Assuming the cell is 8*8. Let me use two matrix GO[8][8]([1 9]), GM[8][8] to represent the gradient orientation and gradient magnitude respectively.
The gradient orientation ranges from 0 - 180 and there are 9 orientation bins.
According to my understanding of HOG, for every pixel in a cell, adding its gradient magnitude to its corresponding orientation bin. In this way, we can have the histogram for every cell.
But there is one sentence thats confusing me.
"To reduce aliasing, votes(gradient magnitude) are interpolated
trilinearly between the neighbouring bin centers in both orientation
and position."1
Why interpolated? How to interpolate? Can someone explains more detailed? No reducing aliasing.
Thanks in advance.
1 This sentence is in Navneet Dalal's PHD thesis, p38, line 4.
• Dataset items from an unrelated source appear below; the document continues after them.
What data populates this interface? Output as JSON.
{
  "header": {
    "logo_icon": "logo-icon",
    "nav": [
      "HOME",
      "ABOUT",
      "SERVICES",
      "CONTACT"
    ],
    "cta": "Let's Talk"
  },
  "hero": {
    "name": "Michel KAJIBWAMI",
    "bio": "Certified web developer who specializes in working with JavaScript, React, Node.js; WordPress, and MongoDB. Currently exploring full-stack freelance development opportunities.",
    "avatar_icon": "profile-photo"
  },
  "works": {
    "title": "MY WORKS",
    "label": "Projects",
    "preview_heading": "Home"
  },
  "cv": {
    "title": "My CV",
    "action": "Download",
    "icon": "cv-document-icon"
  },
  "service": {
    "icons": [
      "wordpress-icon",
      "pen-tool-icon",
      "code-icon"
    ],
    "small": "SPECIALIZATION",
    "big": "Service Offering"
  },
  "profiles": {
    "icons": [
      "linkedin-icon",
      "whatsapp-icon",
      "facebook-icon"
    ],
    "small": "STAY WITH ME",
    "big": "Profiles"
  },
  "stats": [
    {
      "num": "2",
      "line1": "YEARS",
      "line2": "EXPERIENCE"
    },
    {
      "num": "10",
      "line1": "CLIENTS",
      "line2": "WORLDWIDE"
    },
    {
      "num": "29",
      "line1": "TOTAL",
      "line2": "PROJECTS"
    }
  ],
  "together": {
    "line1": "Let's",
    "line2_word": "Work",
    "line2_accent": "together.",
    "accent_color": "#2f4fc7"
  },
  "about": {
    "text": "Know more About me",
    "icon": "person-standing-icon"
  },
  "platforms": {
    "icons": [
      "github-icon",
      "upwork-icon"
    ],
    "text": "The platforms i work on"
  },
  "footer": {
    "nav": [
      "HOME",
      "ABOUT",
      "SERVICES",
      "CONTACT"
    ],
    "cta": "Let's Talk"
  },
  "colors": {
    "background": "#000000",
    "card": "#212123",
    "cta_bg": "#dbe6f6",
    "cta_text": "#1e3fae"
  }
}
Interpolation is a standard technique for computing histograms. The idea here is that each value is not simply placed into one bin, but is distributed between two neighboring bins (assuming a 1d histogram), based on how far away it is from the center of the original bin.
The purpose of this is to deal with situations when a small error in your measurement can cause a value to be placed into a different bin. This is a very good thing to do for any type of histogram, not just for HOGs, assuming you have the CPU cycles.
There is also bi-linear and tri-linear interpolation for 2d and 3d histograms, where each value is distributed between 4 and 8 neighboring bins respectively.